Tuesday, 13 May 2008

13th May

I seem to have an illness today. Runny nose, sore throat. I told Koulla as I was getting ready for work. She asked where I got it from. I told her it was a sympathy disease for the Burmese and their plight. The news is talking about the earthquake in China. If my body sympathises with them too, I might get fucking E-Coli!

Mike is back! I shall elaborate. Mike is a colleague who was out of commision for a bit after having an accident whilst cycling in Swindon. He was pretty mashed up so it was good to see him again. He says that he toppled off his bike and scraped along the floor but his stories is riddled with inconsistencies:
I know that Mike is a flagrant communist. I envisage him getting his injuries whilst trying to slip RAF type plans to little Russian fellas. I'm onto him, though. NOT ON MY WATCH, NANCY BOY!!!!! I particularly like the scar near his groin.

Lunch time saw me buy a greek salad. As i paid for it the shop keeper shook his head in disgust and said I was pandering to the stereo type. I silently opened my salad container and threw the green peppers in his face. "I FUCKING HATE PEPPERS!". I left the shop after throwing a copy of heat magazine to the floor. A lady with a dog stood in the doorway looking shocked.

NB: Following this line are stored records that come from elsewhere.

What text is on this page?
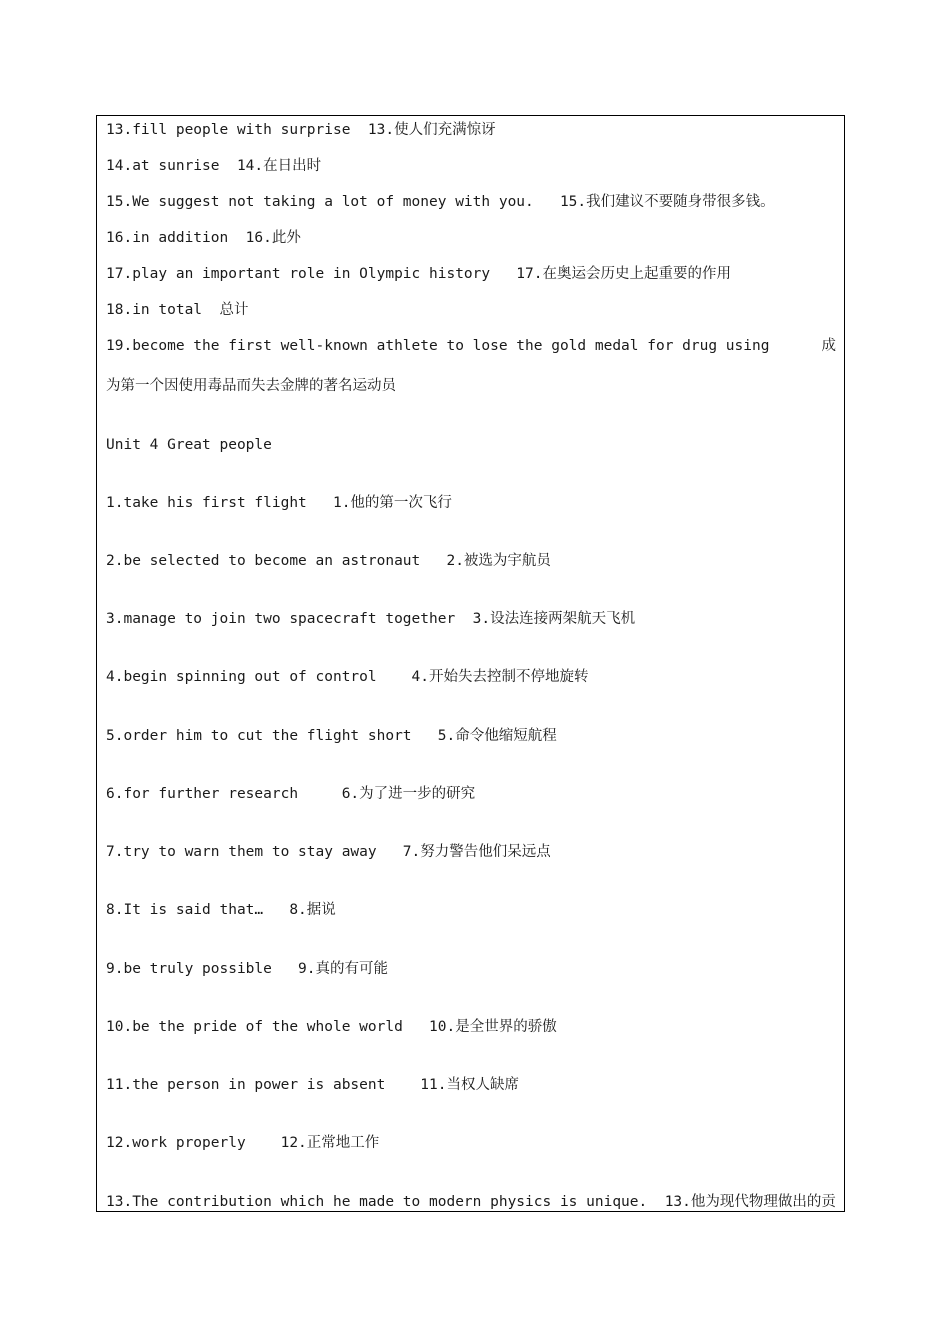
13.fill people with surprise  13.使人们充满惊讶
14.at sunrise  14.在日出时
15.We suggest not taking a lot of money with you.   15.我们建议不要随身带很多钱。
16.in addition  16.此外
17.play an important role in Olympic history   17.在奥运会历史上起重要的作用
18.in total  总计
19.become the first well-known athlete to lose the gold medal for drug using	成
为第一个因使用毒品而失去金牌的著名运动员
Unit 4 Great people
1.take his first flight   1.他的第一次飞行
2.be selected to become an astronaut   2.被选为宇航员
3.manage to join two spacecraft together  3.设法连接两架航天飞机
4.begin spinning out of control    4.开始失去控制不停地旋转
5.order him to cut the flight short   5.命令他缩短航程
6.for further research     6.为了进一步的研究
7.try to warn them to stay away   7.努力警告他们呆远点
8.It is said that…   8.据说
9.be truly possible   9.真的有可能
10.be the pride of the whole world   10.是全世界的骄傲
11.the person in power is absent    11.当权人缺席
12.work properly    12.正常地工作
13.The contribution which he made to modern physics is unique.  13.他为现代物理做出的贡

Driving home my mobile rang. It was Koulla asking me if I wanted some of her specially concocted soups for dinner. I agreed seeing as I still had the throat thing. I had a vision of her making the soup from Star wars that Lukes aunt makes. I swore a promise that if the soup was blue i would force a little bit of vomit onto her feet. As it turned out, the soup contained chicken, rice and some celery. I kept my fluids within me.

The after dinner conversation inadvertantly moved onto the forthcoming sex and the city movie. K thinks I should watch it with her and in return she will watch Indiana Jones and the last hip replacement, with me. I put my foot down. If she forced me to see that movie, I would throw a random punch everytime I saw that one whose face looks like a foot. When K tried to reason with me I crossed my arms and shouted "BLAH BLAH BLAH". Thats when she calmly let me know that she put laxative in my soup. I panicked a little. She told me that I should count myself lucky as she'd run out of Hemlock and there was none at the co-op. I told her that she would be better off checking the tesco express. They got everything.

Enough for now. Lets hope this toilet visit doesnt have traces of blood like the last batch.